The key to this may be in two facts that you conveniently ignore:

1. In the extract. Is that they're not paid that much basic.

2. That they haven't stuffed up.

32% represents not only a relatively low amount of cash but also is lower than many bankers' enjoy. By a factor of three or much more in some cases.

But 1 and 2 are significant differences. It's the old apples and bananas category error.

Doubting Richard said...

It's OK for you, though, you don't pay their wages. I do.
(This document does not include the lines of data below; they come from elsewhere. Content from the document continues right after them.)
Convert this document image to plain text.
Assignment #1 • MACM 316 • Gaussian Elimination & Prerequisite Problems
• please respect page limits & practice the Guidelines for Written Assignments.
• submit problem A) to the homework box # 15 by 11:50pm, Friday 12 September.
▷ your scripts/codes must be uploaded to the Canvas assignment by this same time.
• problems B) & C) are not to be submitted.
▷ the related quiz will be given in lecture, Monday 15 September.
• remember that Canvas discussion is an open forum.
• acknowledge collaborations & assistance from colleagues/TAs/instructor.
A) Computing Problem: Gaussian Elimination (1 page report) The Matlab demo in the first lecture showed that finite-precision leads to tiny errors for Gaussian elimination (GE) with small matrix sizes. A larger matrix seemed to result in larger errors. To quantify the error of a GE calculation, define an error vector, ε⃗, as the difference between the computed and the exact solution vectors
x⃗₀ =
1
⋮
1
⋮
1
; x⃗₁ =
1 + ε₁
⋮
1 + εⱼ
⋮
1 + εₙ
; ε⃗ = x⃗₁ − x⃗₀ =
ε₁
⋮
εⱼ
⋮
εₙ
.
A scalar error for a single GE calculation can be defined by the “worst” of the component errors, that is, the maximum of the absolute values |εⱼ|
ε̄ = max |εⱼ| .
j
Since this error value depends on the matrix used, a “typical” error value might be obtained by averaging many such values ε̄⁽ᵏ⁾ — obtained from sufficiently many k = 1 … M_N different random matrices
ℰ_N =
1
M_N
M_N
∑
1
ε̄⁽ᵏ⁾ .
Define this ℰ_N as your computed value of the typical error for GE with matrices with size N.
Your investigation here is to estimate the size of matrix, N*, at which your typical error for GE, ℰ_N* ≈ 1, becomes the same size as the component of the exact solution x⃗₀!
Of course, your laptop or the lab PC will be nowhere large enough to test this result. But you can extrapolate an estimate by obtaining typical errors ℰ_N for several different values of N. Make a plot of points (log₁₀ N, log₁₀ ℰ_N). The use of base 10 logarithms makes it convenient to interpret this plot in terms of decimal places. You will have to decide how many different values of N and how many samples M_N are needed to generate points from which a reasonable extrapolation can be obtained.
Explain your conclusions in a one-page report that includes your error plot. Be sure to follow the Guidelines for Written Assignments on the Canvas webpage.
The CAA is self-funding, in fact it is required to budget on making a small surplus each year from all the fees. That is probably why Prescott doesn't care, because it is people he imagines are wealthy (and who mostly would never vote Labour) who pay. Of course most of them are not wealthy at all, and the fees just make it too expensive for some people to choose flying as a career. Equality and life-long learning, eh?

The fees are utterly extortionate. Just to get my licence reissued every 5 years, a case of printing off a few pages and putting them in a small plastic wallet costs £126. Until 2000 the licence didn't need to be reissued, it ran indefinitely.

To sit in a classroom with between 20 and 100 others and take an exam, then have it marked by a computer is £63; most commercial pilots sit 14 exams, so that's $882 plus any resits. Four days of exams with one invigilator (who needs no skill or qualification) for every 20-30 people for £882. To compare with the private sector, the actual training to take the exams in an approved school, in a classroom with average classes of around 12 students to one instructor cost well under £200 a week.

To actually have a CAA chap come and test you for a commercial licence or instrument rating, a process that takes half a day, is now £729. No, that doesn't include the aircraft hire, and if your school is not at an airport with examiners you have to go to them, not cheap at £360 per hour in a twin-piston.

That's OK, on the odd occasion we need to go to the Belgrano (as their Gatwick office is known) we can use their subsidised canteen, which is very cheap. They use it every day at our expense of course, an untaxed perk.

Doubting Richard said...

P.S. In 2000 when that was written I was doing my commercial ground training. The whole training system for flight-crew training was falling apart. It had just changed to a European system in January 2000, and was an utter farce.

The first two months of ground exams no-one in any of the four countries that were involved passed all the exams they sat; many passed none or only a couple. The system is still not right, but it took more than 18 months to stabilise, as it was still not right when I started teaching the course in mid 2001.

The fact that the people who presided over that got any bonus for such failure is dreadful.

belgranoan said...

As someone who has worked in the Belgrano for many a long year I can confirm Richard's comment about the staff canteen being very cheap. It's also very good; they do a lovely curry on Thursdays.

Recently it was proposed that visitors as well as staff be given the canteen subsidy, but this was rejected as the Authority is desperately trying to find ways of cutting costs.

I can't find the exact figure for 2000, but I believe us workers got less than a 3.5% wage increase that year, though I could be wrong.